Fix 2: Use String.replace() for Literal Substitution#
String.replace(CharSequence target, CharSequence replacement) treats target as a literal string (not regex) and replaces all occurrences. This avoids regex parsing entirely.
How It Works:
Unlike replaceAll(), replace() does not interpret the target as a regex pattern. It directly matches and replaces literal substrings.
Corrected Code:
for (Map.Entry<String, String> entry : tokens.entrySet()) {
template = template.replace(entry.getKey(), entry.getValue());
} Why This Works:
replace("{order*}", "12345") searches for the literal substring {order*} and replaces it with "12345", no regex parsing involved.
Fix 3: Leverage Libraries Like Apache Commons Text#
For complex substitution (e.g., nested tokens, dynamic values), use libraries like Apache Commons Text’s StringSubstitutor, which automatically handles escaping and regex edge cases.
Steps to Use:
-
Add the Apache Commons Text dependency (Maven):
<dependency> <groupId>org.apache.commons</groupId> <artifactId>commons-text</artifactId> <version>1.10.0</version> <!-- Check for latest version --> </dependency> -
Use
StringSubstitutorto replace tokens:import org.apache.commons.text.StringSubstitutor; // ... StringSubstitutor substitutor = new StringSubstitutor(tokens); String result = substitutor.replace(template); System.out.println(result); // Output: "Hello Alice, your order 12345 is ready!"
Why This Works:
StringSubstitutor treats tokens as literals by default and handles escaping of special characters internally, eliminating the need for manual regex quoting.

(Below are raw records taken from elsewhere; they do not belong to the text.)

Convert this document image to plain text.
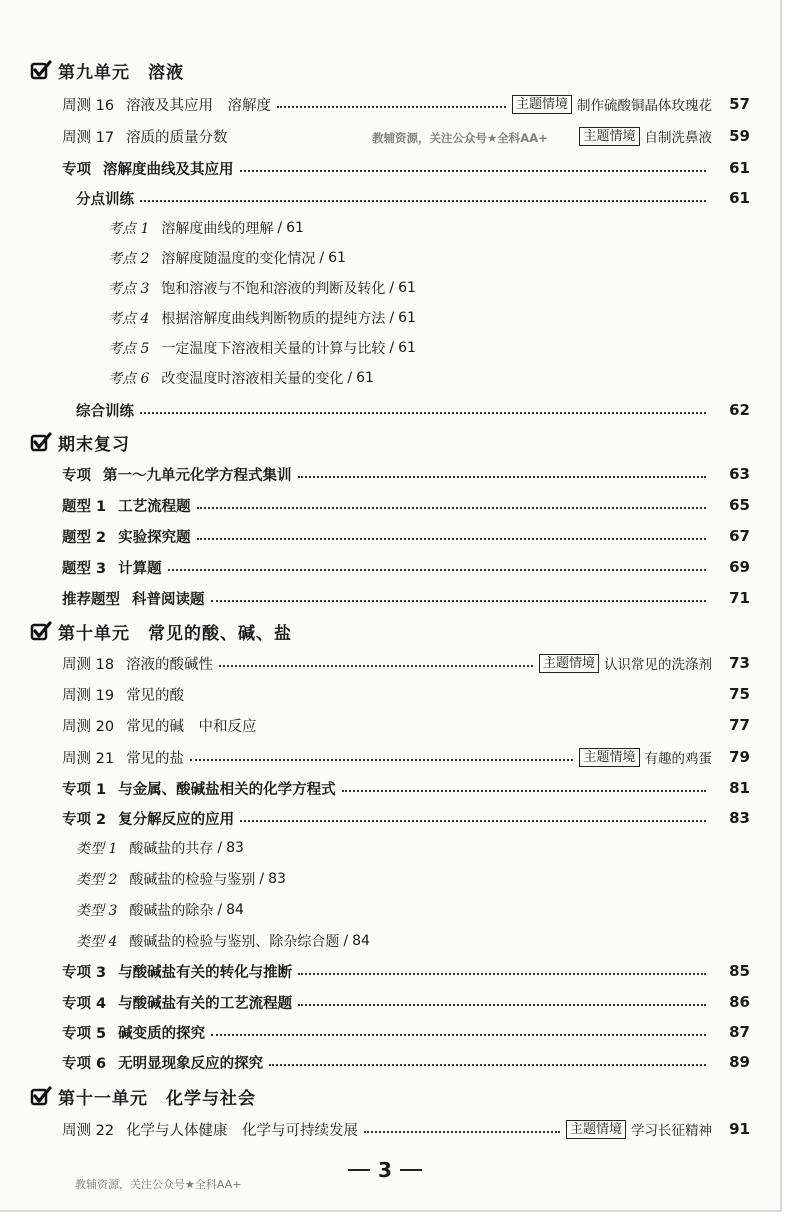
第九单元　溶液
周测 16 溶液及其应用　溶解度	主题情境 制作硫酸铜晶体玫瑰花	57
周测 17 溶质的质量分数	主题情境 自制洗鼻液	59
教辅资源，关注公众号★全科AA+
专项 溶解度曲线及其应用	61
分点训练	61
考点 1 溶解度曲线的理解 / 61
考点 2 溶解度随温度的变化情况 / 61
考点 3 饱和溶液与不饱和溶液的判断及转化 / 61
考点 4 根据溶解度曲线判断物质的提纯方法 / 61
考点 5 一定温度下溶液相关量的计算与比较 / 61
考点 6 改变温度时溶液相关量的变化 / 61
综合训练	62
期末复习
专项 第一～九单元化学方程式集训	63
题型 1 工艺流程题	65
题型 2 实验探究题	67
题型 3 计算题	69
推荐题型 科普阅读题	71
第十单元　常见的酸、碱、盐
周测 18 溶液的酸碱性	主题情境 认识常见的洗涤剂	73
周测 19 常见的酸	75
周测 20 常见的碱　中和反应	77
周测 21 常见的盐	主题情境 有趣的鸡蛋	79
专项 1 与金属、酸碱盐相关的化学方程式	81
专项 2 复分解反应的应用	83
类型 1 酸碱盐的共存 / 83
类型 2 酸碱盐的检验与鉴别 / 83
类型 3 酸碱盐的除杂 / 84
类型 4 酸碱盐的检验与鉴别、除杂综合题 / 84
专项 3 与酸碱盐有关的转化与推断	85
专项 4 与酸碱盐有关的工艺流程题	86
专项 5 碱变质的探究	87
专项 6 无明显现象反应的探究	89
第十一单元　化学与社会
周测 22 化学与人体健康　化学与可持续发展	主题情境 学习长征精神	91
3
教辅资源，关注公众号★全科AA+
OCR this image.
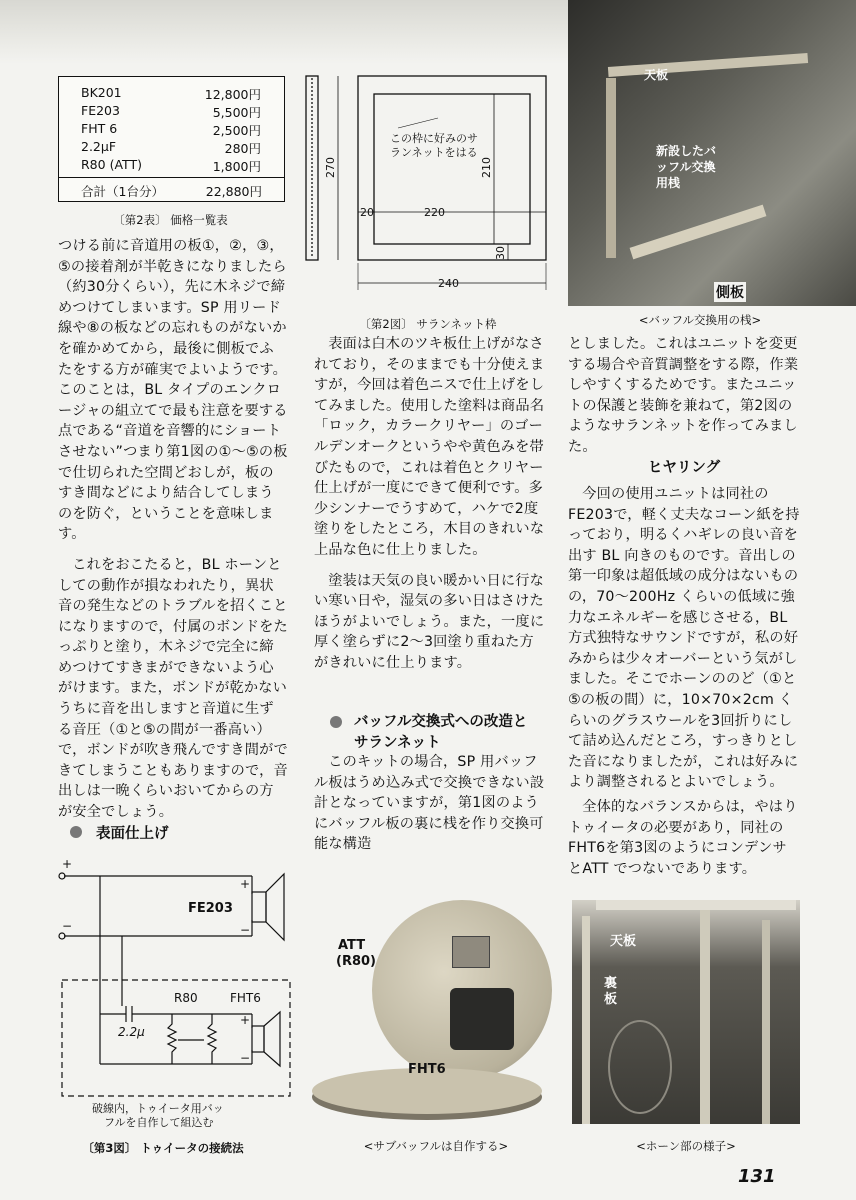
BK201	12,800円
FE203	5,500円
FHT 6	2,500円
2.2μF	280円
R80 (ATT)	1,800円
合計（1台分）	22,880円
〔第2表〕 価格一覧表
この枠に好みのサ
ランネットをはる
270	210
20	220
30
240
〔第2図〕 サランネット枠
天板
新設したバ
ッフル交換
用桟
側板
<バッフル交換用の桟>

つける前に音道用の板①，②，③，⑤の接着剤が半乾きになりましたら（約30分くらい），先に木ネジで締めつけてしまいます。SP 用リード線や⑧の板などの忘れものがないかを確かめてから，最後に側板でふたをする方が確実でよいようです。このことは，BL タイプのエンクロージャの組立てで最も注意を要する点である“音道を音響的にショートさせない”つまり第1図の①～⑤の板で仕切られた空間どおしが，板のすき間などにより結合してしまうのを防ぐ，ということを意味します。

これをおこたると，BL ホーンとしての動作が損なわれたり，異状音の発生などのトラブルを招くことになりますので，付属のボンドをたっぷりと塗り，木ネジで完全に締めつけてすきまができないよう心がけます。また，ボンドが乾かないうちに音を出しますと音道に生ずる音圧（①と⑤の間が一番高い）で，ボンドが吹き飛んですき間ができてしまうこともありますので，音出しは一晩くらいおいてからの方が安全でしょう。

表面仕上げ

表面は白木のツキ板仕上げがなされており，そのままでも十分使えますが，今回は着色ニスで仕上げをしてみました。使用した塗料は商品名「ロック，カラークリヤー」のゴールデンオークというやや黄色みを帯びたもので，これは着色とクリヤー仕上げが一度にできて便利です。多少シンナーでうすめて，ハケで2度塗りをしたところ，木目のきれいな上品な色に仕上りました。

塗装は天気の良い暖かい日に行ない寒い日や，湿気の多い日はさけたほうがよいでしょう。また，一度に厚く塗らずに2～3回塗り重ねた方がきれいに仕上ります。

バッフル交換式への改造と
サランネット

このキットの場合，SP 用バッフル板はうめ込み式で交換できない設計となっていますが，第1図のようにバッフル板の裏に桟を作り交換可能な構造

としました。これはユニットを変更する場合や音質調整をする際，作業しやすくするためです。またユニットの保護と装飾を兼ねて，第2図のようなサランネットを作ってみました。

ヒヤリング

今回の使用ユニットは同社のFE203で，軽く丈夫なコーン紙を持っており，明るくハギレの良い音を出す BL 向きのものです。音出しの第一印象は超低域の成分はないものの，70～200Hz くらいの低域に強力なエネルギーを感じさせる，BL 方式独特なサウンドですが，私の好みからは少々オーバーという気がしました。そこでホーンののど（①と⑤の板の間）に，10×70×2cm くらいのグラスウールを3回折りにして詰め込んだところ，すっきりとした音になりましたが，これは好みにより調整されるとよいでしょう。

全体的なバランスからは，やはりトゥイータの必要があり，同社のFHT6を第3図のようにコンデンサとATT でつないであります。

+
−
FE203
+
−
2.2μ
R80	FHT6
+
−
破線内，トゥイータ用バッ
フルを自作して組込む
〔第3図〕 トゥイータの接続法
ATT
(R80)
FHT6
<サブバッフルは自作する>
天板
裏
板
<ホーン部の様子>
131
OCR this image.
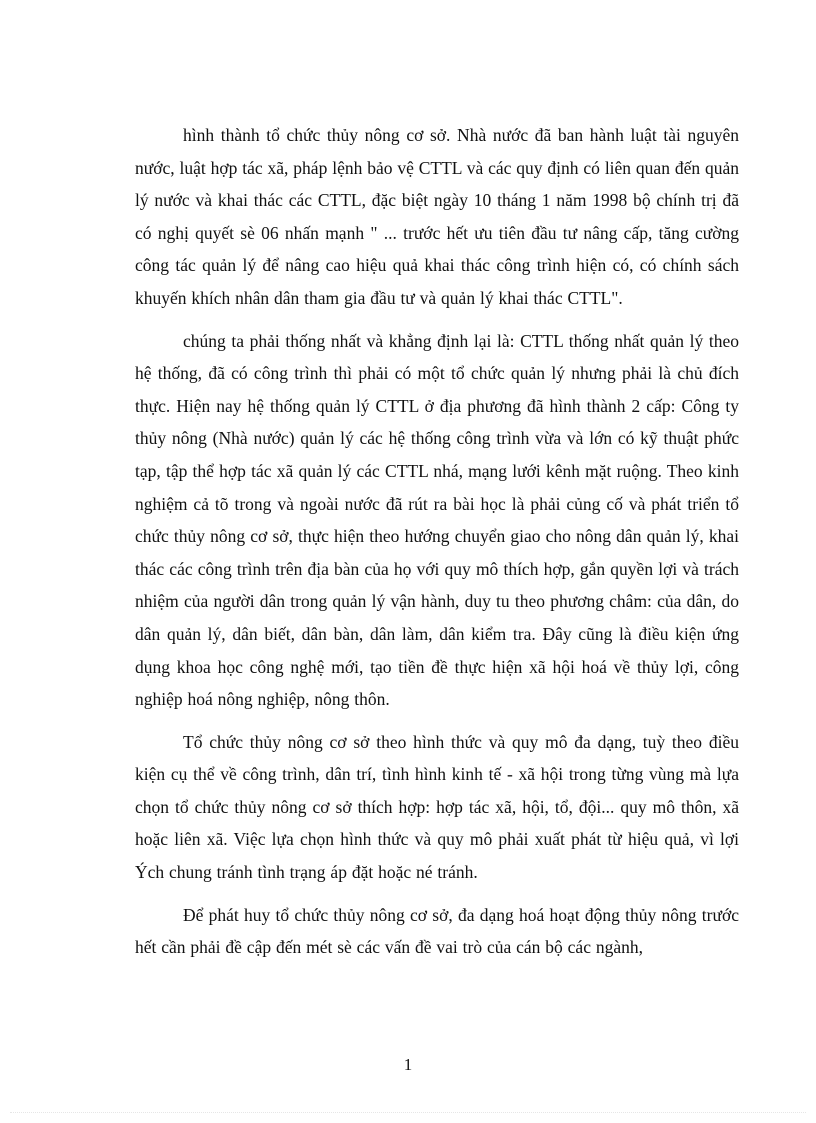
hình thành tổ chức thủy nông cơ sở. Nhà nước đã ban hành luật tài nguyên nước, luật hợp tác xã, pháp lệnh bảo vệ CTTL và các quy định có liên quan đến quản lý nước và khai thác các CTTL, đặc biệt ngày 10 tháng 1 năm 1998 bộ chính trị đã có nghị quyết sè 06 nhấn mạnh " ... trước hết ưu tiên đầu tư nâng cấp, tăng cường công tác quản lý để nâng cao hiệu quả khai thác công trình hiện có, có chính sách khuyến khích nhân dân tham gia đầu tư và quản lý khai thác CTTL".

chúng ta phải thống nhất và khẳng định lại là: CTTL thống nhất quản lý theo hệ thống, đã có công trình thì phải có một tổ chức quản lý nhưng phải là chủ đích thực. Hiện nay hệ thống quản lý CTTL ở địa phương đã hình thành 2 cấp: Công ty thủy nông (Nhà nước) quản lý các hệ thống công trình vừa và lớn có kỹ thuật phức tạp, tập thể hợp tác xã quản lý các CTTL nhá, mạng lưới kênh mặt ruộng. Theo kinh nghiệm cả tõ trong và ngoài nước đã rút ra bài học là phải củng cố và phát triển tổ chức thủy nông cơ sở, thực hiện theo hướng chuyển giao cho nông dân quản lý, khai thác các công trình trên địa bàn của họ với quy mô thích hợp, gắn quyền lợi và trách nhiệm của người dân trong quản lý vận hành, duy tu theo phương châm: của dân, do dân quản lý, dân biết, dân bàn, dân làm, dân kiểm tra. Đây cũng là điều kiện ứng dụng khoa học công nghệ mới, tạo tiền đề thực hiện xã hội hoá về thủy lợi, công nghiệp hoá nông nghiệp, nông thôn.

Tổ chức thủy nông cơ sở theo hình thức và quy mô đa dạng, tuỳ theo điều kiện cụ thể về công trình, dân trí, tình hình kinh tế - xã hội trong từng vùng mà lựa chọn tổ chức thủy nông cơ sở thích hợp: hợp tác xã, hội, tổ, đội... quy mô thôn, xã hoặc liên xã. Việc lựa chọn hình thức và quy mô phải xuất phát từ hiệu quả, vì lợi Ých chung tránh tình trạng áp đặt hoặc né tránh.

Để phát huy tổ chức thủy nông cơ sở, đa dạng hoá hoạt động thủy nông trước hết cần phải đề cập đến mét sè các vấn đề vai trò của cán bộ các ngành,

1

Bonus: Handle Replacement Strings with Special Characters#
If your replacement values contain regex metacharacters (e.g., $, \), use Matcher.quoteReplacement(String s) to escape them. This prevents issues where $1 in the replacement is misinterpreted as a regex group reference.
Example:
import java.util.regex.Matcher;
// ...
for (Map.Entry<String, String> entry : tokens.entrySet()) {
String escapedToken = Pattern.quote(entry.getKey());
String escapedValue = Matcher.quoteReplacement(entry.getValue()); // Escape replacement
template = template.replaceAll(escapedToken, escapedValue);
} Advanced Considerations#
1. Performance with Large Maps#
For large Maps (1000+ entries), repeatedly modifying the template string with replace() or replaceAll() creates multiple intermediate String objects (since strings are immutable in Java). Use StringBuilder for efficiency:
StringBuilder sb = new StringBuilder(template);
for (Map.Entry<String, String> entry : tokens.entrySet()) {
String token = entry.getKey();
String value = entry.getValue();
int index = sb.indexOf(token);
while (index != -1) {
sb.replace(index, index + token.length(), value);
index = sb.indexOf(token, index + value.length());
}
}
String result = sb.toString(); 2. Dynamic or Nested Tokens#
If tokens are dynamic (e.g., generated at runtime) or nested (e.g., {user.{id}}), use StringSubstitutor with custom delimiters to avoid conflicts:
StringSubstitutor substitutor = new StringSubstitutor(tokens, "{{", "}}"); // Use {{token}} instead of {token} 3. Validation of Tokens#
Pre-validate Map keys to ensure they don’t contain invalid characters (e.g., unescaped { or }) if using custom substitution logic.
Conclusion#
The "Illegal repetition" PatternSyntaxException occurs when token keys with regex special characters (e.g., {, }, *) are passed directly to replaceAll(). To fix this:
- Use
Pattern.quote()to escape tokens when usingreplaceAll(). - Use
String.replace()for simple literal substitution. - For complex scenarios, use libraries like Apache Commons Text’s
StringSubstitutor.
By treating tokens as literals (not regex patterns), you ensure reliable and error-free string substitution with Maps.